Взгляд сестры показался брату тревожным, каким-то нововнимательным, – он отвёл глаза.
24
Теперь, под сорок лет, но даже и в тридцать, Нина Ободовская совсем разучилась ждать восхищения, уже не нуждалась привлекать к себе внимание, искать хоть толику своего отдельного успеха. “Замужество – это судьба”, – давно приняла она, приняла, и не раскаялась никогда нисколько. Судьба – мужа, а её – прилитая, и так – хорошо, верно. Всегда была работа, дело и борьба, ни на что больше не оставалось и щёлочки. И когда сегодня предложил муж пройтись тут с ним ненадолго, недалеко, от Съезжинской до Монетной, то непривычной вольготностью оказалась для Нуси та сторона затянувшегося визита, которую можно было назвать “сидением в гостях”.
Нина Александровна по рождению была Бобрищева-Пушкина и в юности присутствовала на коронационных торжествах молодого Государя: кричала “ура” ослепительному царскому въезду в Москву; в придворном платьи с треном, открытыми плечами и в кокошнике стояла при царском выходе в Большом Кремлёвском дворце; и взрослела, узнавая себя на балу московского дворянства в честь нового царя. В те годы она с жаром изучала генеалогию, реликвии и предания своего рода (хотя, в согласии с русскими романами, и разносила по избам лекарства, чай-сахар, белый хлеб и крестила детей крестьянских). Она была изрядной красоты, у неё часто сменялись обожаемые пассии, и поначалу совсем её не привлекал, а больше досаждал своей неумолимой критикой случайный в их доме сын портнихи, некрасивый остробровый вскидчивый нервный молодой человек, провинциал, репетитор, студент-горняк, от голода упавший в обморок на Николаевском мосту. Даже запершись с девушкою в тёмном шкафу для опытов с электричеством, он по убеждениям честности не разрешал себе лишний раз коснуться её руки.

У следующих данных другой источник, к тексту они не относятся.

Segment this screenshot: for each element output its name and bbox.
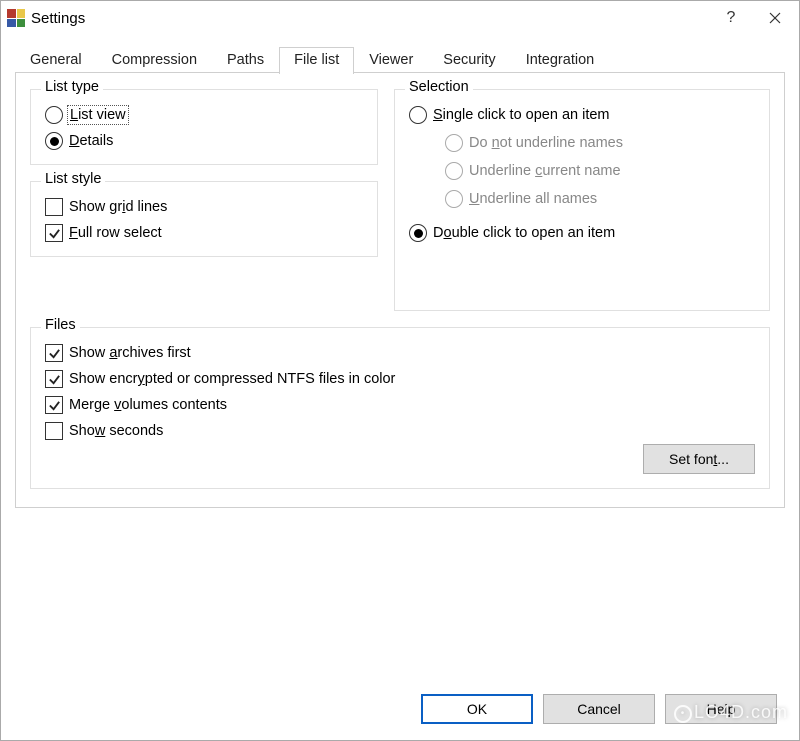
check-show-archives-label: Show archives first bbox=[69, 345, 191, 361]
checkbox-icon bbox=[45, 422, 63, 440]
checkbox-icon bbox=[45, 370, 63, 388]
tab-viewer[interactable]: Viewer bbox=[354, 47, 428, 74]
radio-details[interactable]: Details bbox=[45, 132, 363, 150]
app-icon bbox=[7, 9, 25, 27]
checkbox-icon bbox=[45, 224, 63, 242]
tab-paths[interactable]: Paths bbox=[212, 47, 279, 74]
check-merge-volumes-label: Merge volumes contents bbox=[69, 397, 227, 413]
tabstrip: General Compression Paths File list View… bbox=[15, 43, 785, 73]
radio-double-click-label: Double click to open an item bbox=[433, 225, 615, 241]
group-list-style-legend: List style bbox=[41, 171, 105, 187]
radio-icon bbox=[445, 162, 463, 180]
radio-underline-current-label: Underline current name bbox=[469, 163, 621, 179]
tab-panel-file-list: List type List view Details bbox=[15, 73, 785, 508]
check-merge-volumes[interactable]: Merge volumes contents bbox=[45, 396, 755, 414]
check-show-grid-label: Show grid lines bbox=[69, 199, 167, 215]
check-full-row-label: Full row select bbox=[69, 225, 162, 241]
close-button[interactable] bbox=[753, 3, 797, 33]
check-show-grid-lines[interactable]: Show grid lines bbox=[45, 198, 363, 216]
radio-icon bbox=[45, 132, 63, 150]
titlebar: Settings ? bbox=[1, 1, 799, 35]
radio-double-click[interactable]: Double click to open an item bbox=[409, 224, 755, 242]
cancel-button[interactable]: Cancel bbox=[543, 694, 655, 724]
check-show-seconds-label: Show seconds bbox=[69, 423, 163, 439]
radio-details-label: Details bbox=[69, 133, 113, 149]
checkbox-icon bbox=[45, 344, 63, 362]
checkbox-icon bbox=[45, 198, 63, 216]
group-list-type: List type List view Details bbox=[30, 89, 378, 165]
check-show-archives-first[interactable]: Show archives first bbox=[45, 344, 755, 362]
radio-list-view[interactable]: List view bbox=[45, 106, 363, 124]
checkbox-icon bbox=[45, 396, 63, 414]
radio-icon bbox=[445, 134, 463, 152]
radio-icon bbox=[45, 106, 63, 124]
radio-underline-all: Underline all names bbox=[445, 190, 755, 208]
tab-general[interactable]: General bbox=[15, 47, 97, 74]
radio-list-view-label: List view bbox=[69, 107, 127, 123]
radio-icon bbox=[445, 190, 463, 208]
radio-single-click-label: Single click to open an item bbox=[433, 107, 610, 123]
close-icon bbox=[769, 12, 781, 24]
button-bar: OK Cancel Help bbox=[15, 676, 785, 740]
radio-icon bbox=[409, 224, 427, 242]
radio-no-underline: Do not underline names bbox=[445, 134, 755, 152]
radio-underline-all-label: Underline all names bbox=[469, 191, 597, 207]
check-show-seconds[interactable]: Show seconds bbox=[45, 422, 755, 440]
titlebar-help-button[interactable]: ? bbox=[709, 3, 753, 33]
check-show-encrypted-label: Show encrypted or compressed NTFS files … bbox=[69, 371, 395, 387]
radio-underline-current: Underline current name bbox=[445, 162, 755, 180]
ok-button[interactable]: OK bbox=[421, 694, 533, 724]
radio-icon bbox=[409, 106, 427, 124]
group-list-style: List style Show grid lines Full row sele… bbox=[30, 181, 378, 257]
tab-file-list[interactable]: File list bbox=[279, 47, 354, 74]
tab-security[interactable]: Security bbox=[428, 47, 510, 74]
radio-single-click[interactable]: Single click to open an item bbox=[409, 106, 755, 124]
group-selection: Selection Single click to open an item D… bbox=[394, 89, 770, 311]
group-files-legend: Files bbox=[41, 317, 80, 333]
check-full-row-select[interactable]: Full row select bbox=[45, 224, 363, 242]
set-font-button[interactable]: Set font... bbox=[643, 444, 755, 474]
tab-integration[interactable]: Integration bbox=[511, 47, 610, 74]
group-list-type-legend: List type bbox=[41, 79, 103, 95]
help-button[interactable]: Help bbox=[665, 694, 777, 724]
check-show-encrypted[interactable]: Show encrypted or compressed NTFS files … bbox=[45, 370, 755, 388]
group-files: Files Show archives first Show encrypted… bbox=[30, 327, 770, 489]
group-selection-legend: Selection bbox=[405, 79, 473, 95]
tab-compression[interactable]: Compression bbox=[97, 47, 212, 74]
window-title: Settings bbox=[31, 10, 85, 27]
radio-no-underline-label: Do not underline names bbox=[469, 135, 623, 151]
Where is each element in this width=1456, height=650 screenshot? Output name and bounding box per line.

В семнадцать лет, среди сменчивых увлечений, так трудно понять, кого истинно любишь! Но непредречённо для нас самих развиваются наши решения, и тот непоправимый выбор, который даётся девушке единожды, Нина истратила на безрасчётную безнаградную судьбу Петра Ободовского – и уже никогда не видывала знатных дворянских балов, да даже Петербурга, да даже и России, а – глухие избяные сборища рудничных служащих, где соревновались пирогами и водкой, или скудные эмигрантские любительские вечера на средства кассы взаимопомощи.
У Пети с самой юности уже были прочные убеждения, у Нины – по сути никаких, и так получилось естественно, что она стала думать, как и он. Он не терпел ничего, что принято в обществе, и само высшее общество, особенно гвардейцев и правоведов, уже за то одно, как смотрят они на женщину, – и, пожалуй, единственный раз за жизнь поступился убеждениями, согласясь на церковное венчание, – просто потому, что обряд этот неизбежен. Для Пети мучительно было при этом исповедоваться (впрочем, понимающий передовой священник задал лишь два-три формальных же вопроса) и причащаться. Да Нина и сама, ещё в 17 лет, отказалась от причастия: “Не верю, что это – кровь и тело Христовы!” (Внушала мать: “Ниночка, теперь и никто не верит, но все же причащаются!”) Не верила Нина и в таинство венчания, но сам обряд тянул, завораживал, был действительно открытием новой жизни и высшим праздником женщины.
На том уступки жениха и кончились. Он отказался делать свадебные визиты. Отказался от “романтических глупостей” идти на кладбище предков. Не любил сентиментальных воспоминаний жены, не любил их старого барского дома на Волхове, и само-то имение считал преступленьем, так что Нуся отказалась от своей доли наследства. (Да даже и своими руками работать на земле, самую связь с землёю Петя отвергал, сельского хозяйства не любил, как дела, куда вмешиваются внезапные неучитываемые силы: какие-нибудь град, засуха, и пропал твой технический расчёт).